Running into the same issue.. except my data source is github's timeline.. :-)

shas":[["652951d929f014eeaa6f3f01f5106d40ad97ea41","lukasz.milewski@gmail.com","Added JSON support","?ukasz Milewski",true]]

Results in:

Processing exception: lexical error: invalid bytes in UTF8 string.
          l.com","Added JSON support","?ukasz Milewski",true]],"ref":"
                     (right here) ------^

1) Suggestions for how to deal with this, short of dumping the entire input stream? 2) Looks like an encoding bug on github? /cc @tmm1

Commit event in above bug: https://github.com/IGED-UFPB/IGED/compare/96883dfb92...b5b6835788

In fact, fetching events from that repo shows plenty of same problems: https://api.github.com/repos/IGED-UFPB/IGED/events, ex:

message: "Corre??o na compara??o de duas Lias pela camada de Abstra??o."
brianmario commented 12 years ago

damn, I REALLY need to try to finish up 2.0 - unfortunately there isn't much I can do since yajl 1.x doesn't do any Unicode validation at all (and that's what we're using). we use charlock_holes to try and guess and transcode stuff into UTF-8 before encoding but sometimes there isn't enough data to make an accurate detection. Anyway this is definitely an issue we (GitHub) needs to deal with. Would you mind hitting up support@github and mention me? I'll do what needs to happen ;)
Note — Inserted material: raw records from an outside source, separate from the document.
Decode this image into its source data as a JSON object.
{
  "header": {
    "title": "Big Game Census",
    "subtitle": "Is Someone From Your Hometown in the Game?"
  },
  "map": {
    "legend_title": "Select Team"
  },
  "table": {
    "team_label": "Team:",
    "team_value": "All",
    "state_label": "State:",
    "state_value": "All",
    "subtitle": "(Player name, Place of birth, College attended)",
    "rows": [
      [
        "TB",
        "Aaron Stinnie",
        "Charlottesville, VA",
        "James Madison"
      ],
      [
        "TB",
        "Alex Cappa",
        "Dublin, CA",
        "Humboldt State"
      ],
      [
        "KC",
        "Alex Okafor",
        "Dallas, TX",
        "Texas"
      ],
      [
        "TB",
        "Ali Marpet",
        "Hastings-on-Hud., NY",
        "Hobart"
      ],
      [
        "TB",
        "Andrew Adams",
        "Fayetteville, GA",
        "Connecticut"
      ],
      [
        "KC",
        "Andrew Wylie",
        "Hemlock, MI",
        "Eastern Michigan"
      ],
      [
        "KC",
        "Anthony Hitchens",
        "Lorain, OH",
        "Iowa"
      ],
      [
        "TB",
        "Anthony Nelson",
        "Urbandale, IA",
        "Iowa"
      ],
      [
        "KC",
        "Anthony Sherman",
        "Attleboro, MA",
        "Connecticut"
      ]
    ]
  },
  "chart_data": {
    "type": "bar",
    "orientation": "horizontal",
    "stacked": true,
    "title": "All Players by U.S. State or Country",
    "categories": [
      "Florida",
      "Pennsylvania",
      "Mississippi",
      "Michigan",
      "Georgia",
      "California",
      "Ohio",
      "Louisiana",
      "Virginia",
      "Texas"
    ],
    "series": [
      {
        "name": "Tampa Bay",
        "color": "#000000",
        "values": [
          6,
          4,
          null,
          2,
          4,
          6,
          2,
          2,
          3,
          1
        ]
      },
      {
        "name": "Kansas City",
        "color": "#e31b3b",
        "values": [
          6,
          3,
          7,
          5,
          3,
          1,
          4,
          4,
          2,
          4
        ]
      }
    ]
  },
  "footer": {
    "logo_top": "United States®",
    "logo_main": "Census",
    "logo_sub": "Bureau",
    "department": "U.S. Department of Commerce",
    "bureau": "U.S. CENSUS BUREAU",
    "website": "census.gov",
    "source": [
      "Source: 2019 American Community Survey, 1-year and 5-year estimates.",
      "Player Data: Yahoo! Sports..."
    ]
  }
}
On Mar 11, 2012, at 9:24 AM, Ilya Grigorikreply@reply.github.com wrote:

Running into the same issue.. except my data source is github's timeline.. :-)

shas":[["652951d929f014eeaa6f3f01f5106d40ad97ea41","lukasz.milewski@gmail.com","Added JSON support","?ukasz Milewski",true]]

Results in:

Processing exception: lexical error: invalid bytes in UTF8 string.
         l.com","Added JSON support","?ukasz Milewski",true]],"ref":"
                    (right here) ------^

1) Suggestions for how to deal with this, short of dumping the entire input stream? 2) Looks like an encoding bug on github? /cc @tmm1


Reply to this email directly or view it on GitHub: https://github.com/brianmario/yajl-ruby/issues/64#issuecomment-4440034

igrigorik commented 12 years ago

Fired off an email to support - thanks Brian!

kitplummer commented 11 years ago

Just now running into the same issue. @igrigorik - I'm trying to use yajl-ruby to parse through your archive events too. :) What was the resolution?

igrigorik commented 11 years ago

@kitplummer that's odd.. I'm serializing it into those archives with Yajl - it should have bombed one step before on my end. If the archive is \n delimited (depends on the date range), you can do the "read one line, parse one line" trick.. and rescue the exception and skip.